From inside a mountainside bunker, U.S. Secretary of State Condoleezza Rice saw firsthand Saturday what a war with North Korea might look like.

Rice became the most senior American official to tour a command center for U.S. and South Korean troops that would be the battle headquarters in the event of fighting with the communist North.

"I know that you face a close-in threat every day," Rice told troops at Command Post Tango, or Theater Air Naval Ground Operations.

Rice's visit coincided with a twice-yearly war exercise involving thousands of American and South Korean soldiers. When Rice got a look at the command center, it also was the first time that reporters and cameras were allowed into the bunker south of Seoul.

North Korea denounced the exercises as a rehearsal for a U.S.-led pre-emptive attack.

"The Republic of Korea, a great democracy now, faces a threat across the divide of a state that is not democratic, that is not free, and that does not have the best interests of its people at heart," Rice said.

Rice's trip to Asia is intended partly to push North Korea to resume nuclear disarmament talks. She repeatedly has assured North Korea that the United States has no intention of invading.

Still, more than 32,000 U.S. troops are stationed in Korea, with more at the ready nearby. They are testament to the tension and suspicion between North and South Korea five decades after active hostilities ended in the Korean War.

"In parts of the world, the Cold War has ended and we've been able to (produce) a continent like Europe, that is now whole and free," Rice told commanders and troops. "But of course, divisions remain here in Korea."

In a large underground room that resembled a university lecture hall, Rice received a classified briefing on war preparations. In place of a blackboard, the room has a huge computer-driven display screen.

When reporters were brought into the room, the lighted screen showed only the State Department seal where maps or detailed planning data would be.

For the military exercise, about 17,000 U.S.-based troops were joining 6,000 soldiers stationed in South Korea. North Korea contended the exercise was "a maneuver for a nuclear war against the North."

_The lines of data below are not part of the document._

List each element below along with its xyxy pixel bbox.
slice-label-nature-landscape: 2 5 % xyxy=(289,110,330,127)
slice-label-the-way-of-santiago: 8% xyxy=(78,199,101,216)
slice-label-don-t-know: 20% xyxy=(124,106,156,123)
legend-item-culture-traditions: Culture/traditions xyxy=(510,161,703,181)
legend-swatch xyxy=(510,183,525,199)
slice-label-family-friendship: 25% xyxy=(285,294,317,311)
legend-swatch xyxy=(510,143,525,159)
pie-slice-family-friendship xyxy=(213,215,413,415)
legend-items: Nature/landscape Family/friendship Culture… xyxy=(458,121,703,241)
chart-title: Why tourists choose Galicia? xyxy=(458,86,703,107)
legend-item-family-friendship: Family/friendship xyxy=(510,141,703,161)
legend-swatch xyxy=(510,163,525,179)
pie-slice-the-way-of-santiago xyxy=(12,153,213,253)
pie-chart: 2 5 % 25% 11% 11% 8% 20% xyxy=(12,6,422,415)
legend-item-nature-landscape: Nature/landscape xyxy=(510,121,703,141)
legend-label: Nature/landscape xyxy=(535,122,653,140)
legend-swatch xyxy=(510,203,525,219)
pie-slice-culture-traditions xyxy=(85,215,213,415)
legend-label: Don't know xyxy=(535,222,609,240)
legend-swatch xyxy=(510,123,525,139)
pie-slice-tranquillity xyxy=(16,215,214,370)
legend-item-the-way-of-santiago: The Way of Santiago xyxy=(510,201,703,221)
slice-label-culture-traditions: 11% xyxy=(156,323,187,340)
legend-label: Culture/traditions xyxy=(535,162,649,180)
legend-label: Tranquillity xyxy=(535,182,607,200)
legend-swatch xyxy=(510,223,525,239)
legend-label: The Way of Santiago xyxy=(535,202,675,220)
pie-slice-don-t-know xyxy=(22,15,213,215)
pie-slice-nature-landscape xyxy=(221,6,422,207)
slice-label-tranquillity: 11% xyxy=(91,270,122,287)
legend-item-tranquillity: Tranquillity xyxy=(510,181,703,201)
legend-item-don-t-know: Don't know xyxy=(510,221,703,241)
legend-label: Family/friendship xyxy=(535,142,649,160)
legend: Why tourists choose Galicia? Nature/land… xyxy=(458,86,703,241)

"The U.S. imperialists unleash a new war, they will pay a high price," the North's official Rodong Sinmun newspaper said in a commentary carried by its official news agency, KCNA.

North Korea's nuclear capability was expected to be a major topic of Rice's talks with South Korean leaders on Sunday and Chinese officials on Monday.

Rice appealed to China, North Korea's closest ally, to use its leverage to bring the North back to disarmament talks.

The United States, Russia, Japan, South Korea and China began a joint diplomatic effort with North Korea last year aimed at persuading the country to give up its nuclear program.

But those six-nation talks, hosted by China, stalled in September, when the North Koreans pulled out and refused to return to the discussions. North Korea announced last month it has built a nuclear weapon.

Rice said Saturday in Tokyo, her last stop before Seoul, "We are committed to diplomacy, but I think it goes without saying that no one is going to be prepared to allow the North Koreans to just go down a road that threatens everyone."

The North Koreans have not responded to a U.S.-backed peacemaking proposal and have demanded an apology after Rice this year branded the country an "outpost of tyranny."

North Korea has said it wants nuclear weapons as a defense against a potential attack from U.S. and South Korean forces.